The Australian Ambassador to Vietnam, Andrew Goledzinowski, says bilateral relations between the two countries have been “substantially upgraded and were now elevated to the highest levels”.

“The upgraded relationships provide Australian wine exporters with additional opportunities to build on the reputation Vietnamese people have for Australian goods, for their quality and trust,” he said at a gala dinner hosted in Hanoi for South Australia Wine Connect 2024.

According to Inkwood Research, the Vietnam wine market was valued at US$347.10 million in 2022 and is expected to reach US$692.27 million by 2030.

Volume is expected to reach 24.15 million litres by 2030.

Nguyen Ba Hai, the Vice Director of Investment Promotion, Center for Industry and Trade, Vietnam Trade Promotion Agency, says demand for Australian wine in Vietnam is growing in line with higher levels of discretionary incomes.

“Vietnam is proving to be one of the world’s fastest-growing countries,” he says.

“Total retail sales of goods and services in 2022 increased by nearly 20 percent compared to the same period last year, reaching approximately US$239 billion.”

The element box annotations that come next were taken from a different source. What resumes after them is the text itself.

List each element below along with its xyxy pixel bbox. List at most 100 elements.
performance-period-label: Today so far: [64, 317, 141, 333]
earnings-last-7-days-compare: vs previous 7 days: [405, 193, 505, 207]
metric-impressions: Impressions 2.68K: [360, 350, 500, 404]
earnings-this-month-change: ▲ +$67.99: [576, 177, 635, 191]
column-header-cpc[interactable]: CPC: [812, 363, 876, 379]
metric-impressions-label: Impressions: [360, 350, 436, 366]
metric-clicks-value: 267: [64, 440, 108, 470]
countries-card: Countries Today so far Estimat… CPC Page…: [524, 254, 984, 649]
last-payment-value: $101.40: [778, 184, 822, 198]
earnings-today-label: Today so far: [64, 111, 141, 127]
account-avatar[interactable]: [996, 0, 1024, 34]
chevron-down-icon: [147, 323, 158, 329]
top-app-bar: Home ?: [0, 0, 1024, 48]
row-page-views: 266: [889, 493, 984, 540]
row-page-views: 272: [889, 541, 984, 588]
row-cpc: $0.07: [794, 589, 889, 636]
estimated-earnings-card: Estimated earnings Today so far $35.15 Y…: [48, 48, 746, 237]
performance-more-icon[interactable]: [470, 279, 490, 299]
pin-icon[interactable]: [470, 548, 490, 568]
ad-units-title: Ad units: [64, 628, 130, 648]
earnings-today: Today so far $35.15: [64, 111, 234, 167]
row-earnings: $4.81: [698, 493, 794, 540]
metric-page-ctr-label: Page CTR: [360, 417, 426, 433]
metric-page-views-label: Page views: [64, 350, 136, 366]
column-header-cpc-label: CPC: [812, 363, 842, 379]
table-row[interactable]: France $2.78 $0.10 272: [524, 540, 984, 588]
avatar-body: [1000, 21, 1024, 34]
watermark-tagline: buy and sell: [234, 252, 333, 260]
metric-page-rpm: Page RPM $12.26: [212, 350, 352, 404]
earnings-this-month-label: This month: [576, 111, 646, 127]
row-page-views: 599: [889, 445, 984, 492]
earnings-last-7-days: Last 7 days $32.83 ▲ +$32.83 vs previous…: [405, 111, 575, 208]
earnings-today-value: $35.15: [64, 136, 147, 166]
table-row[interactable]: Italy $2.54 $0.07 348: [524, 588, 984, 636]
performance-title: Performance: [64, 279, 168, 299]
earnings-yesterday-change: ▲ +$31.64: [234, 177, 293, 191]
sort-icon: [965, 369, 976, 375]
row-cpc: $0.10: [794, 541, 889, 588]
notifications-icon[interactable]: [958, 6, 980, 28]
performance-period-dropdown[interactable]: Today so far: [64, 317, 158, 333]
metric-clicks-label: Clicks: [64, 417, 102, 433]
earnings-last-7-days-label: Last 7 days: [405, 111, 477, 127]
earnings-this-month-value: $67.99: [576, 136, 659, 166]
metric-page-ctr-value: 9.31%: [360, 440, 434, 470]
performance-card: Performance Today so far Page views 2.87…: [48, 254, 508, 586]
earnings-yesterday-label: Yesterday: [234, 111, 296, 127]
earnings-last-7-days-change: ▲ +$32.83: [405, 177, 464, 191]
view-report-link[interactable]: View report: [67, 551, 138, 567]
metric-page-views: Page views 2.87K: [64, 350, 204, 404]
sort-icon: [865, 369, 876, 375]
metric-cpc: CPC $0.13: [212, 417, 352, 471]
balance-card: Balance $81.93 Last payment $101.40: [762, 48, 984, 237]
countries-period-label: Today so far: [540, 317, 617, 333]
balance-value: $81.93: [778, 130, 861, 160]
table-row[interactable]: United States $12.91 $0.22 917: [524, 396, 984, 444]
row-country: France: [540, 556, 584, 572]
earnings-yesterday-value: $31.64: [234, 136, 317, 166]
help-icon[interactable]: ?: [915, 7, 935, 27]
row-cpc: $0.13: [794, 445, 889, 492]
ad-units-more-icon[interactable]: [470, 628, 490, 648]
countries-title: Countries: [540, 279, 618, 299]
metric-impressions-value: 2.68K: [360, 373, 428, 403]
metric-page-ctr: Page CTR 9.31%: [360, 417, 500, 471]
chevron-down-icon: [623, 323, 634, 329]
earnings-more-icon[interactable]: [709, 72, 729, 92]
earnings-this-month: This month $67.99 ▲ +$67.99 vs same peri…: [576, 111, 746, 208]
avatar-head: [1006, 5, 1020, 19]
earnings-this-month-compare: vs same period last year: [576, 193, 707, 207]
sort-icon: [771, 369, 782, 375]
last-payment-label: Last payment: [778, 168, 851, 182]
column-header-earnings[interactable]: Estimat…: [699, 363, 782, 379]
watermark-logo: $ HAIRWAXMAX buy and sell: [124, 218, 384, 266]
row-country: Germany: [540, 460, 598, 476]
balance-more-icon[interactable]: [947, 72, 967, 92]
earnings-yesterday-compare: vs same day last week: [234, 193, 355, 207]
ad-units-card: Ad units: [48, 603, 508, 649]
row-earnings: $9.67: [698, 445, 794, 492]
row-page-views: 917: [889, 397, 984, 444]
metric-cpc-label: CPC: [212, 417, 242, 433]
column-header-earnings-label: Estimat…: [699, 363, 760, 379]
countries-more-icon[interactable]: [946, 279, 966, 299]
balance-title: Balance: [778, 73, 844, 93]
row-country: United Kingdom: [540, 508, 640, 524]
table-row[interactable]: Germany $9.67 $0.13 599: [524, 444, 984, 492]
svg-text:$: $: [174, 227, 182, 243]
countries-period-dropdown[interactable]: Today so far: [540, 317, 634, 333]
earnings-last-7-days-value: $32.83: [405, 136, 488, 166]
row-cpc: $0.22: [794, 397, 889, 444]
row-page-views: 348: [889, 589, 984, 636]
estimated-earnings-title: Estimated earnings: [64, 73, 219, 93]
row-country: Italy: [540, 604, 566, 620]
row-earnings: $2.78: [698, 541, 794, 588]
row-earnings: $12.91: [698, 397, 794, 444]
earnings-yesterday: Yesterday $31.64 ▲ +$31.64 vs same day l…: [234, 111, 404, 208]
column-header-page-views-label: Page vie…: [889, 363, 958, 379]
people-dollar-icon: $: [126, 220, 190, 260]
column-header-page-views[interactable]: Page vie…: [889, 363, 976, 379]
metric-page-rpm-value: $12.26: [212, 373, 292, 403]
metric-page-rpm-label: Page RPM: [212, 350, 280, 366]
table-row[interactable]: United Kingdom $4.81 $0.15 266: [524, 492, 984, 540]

The program for SA Wine Connect 2024, hosted in Ho Chi Minh City and Hanoi, included networking and buyer visit initiatives as well as masterclasses that were oversubscribed.

David Dean, president of the Australian-Vietnamese Chamber of Commerce (SA) – AVCC – said, “We had close to 70 wholesalers and retailers at each of the masterclasses in Ho Chi Minh City and nearly 300 at the tastings with similar numbers in Hanoi” he said.

Participating wineries included Turkey Flat, First Drop, Sorby Adams, Ottelia Innes, HighBank, Armstrong, Metala Wines, Paracombe, Mitolo, Betty’s Choice and Maison Blue.

Winemaker John Innes from Ottelia said the program was educational and geared to the right demographic. “Which is the sophisticated 25 years group and upwards,” he says.

“The initiative was well supported by wholesalers and retailers. However, we go forward cautiously, and we don’t expect the orders to come immediately.”

Anna Nguyen from Must See in Vietnam said, “These wine educational programs are invaluable for the 25-40 years group who are becoming more sophisticated and seeking more of the finer things in life like good wine.”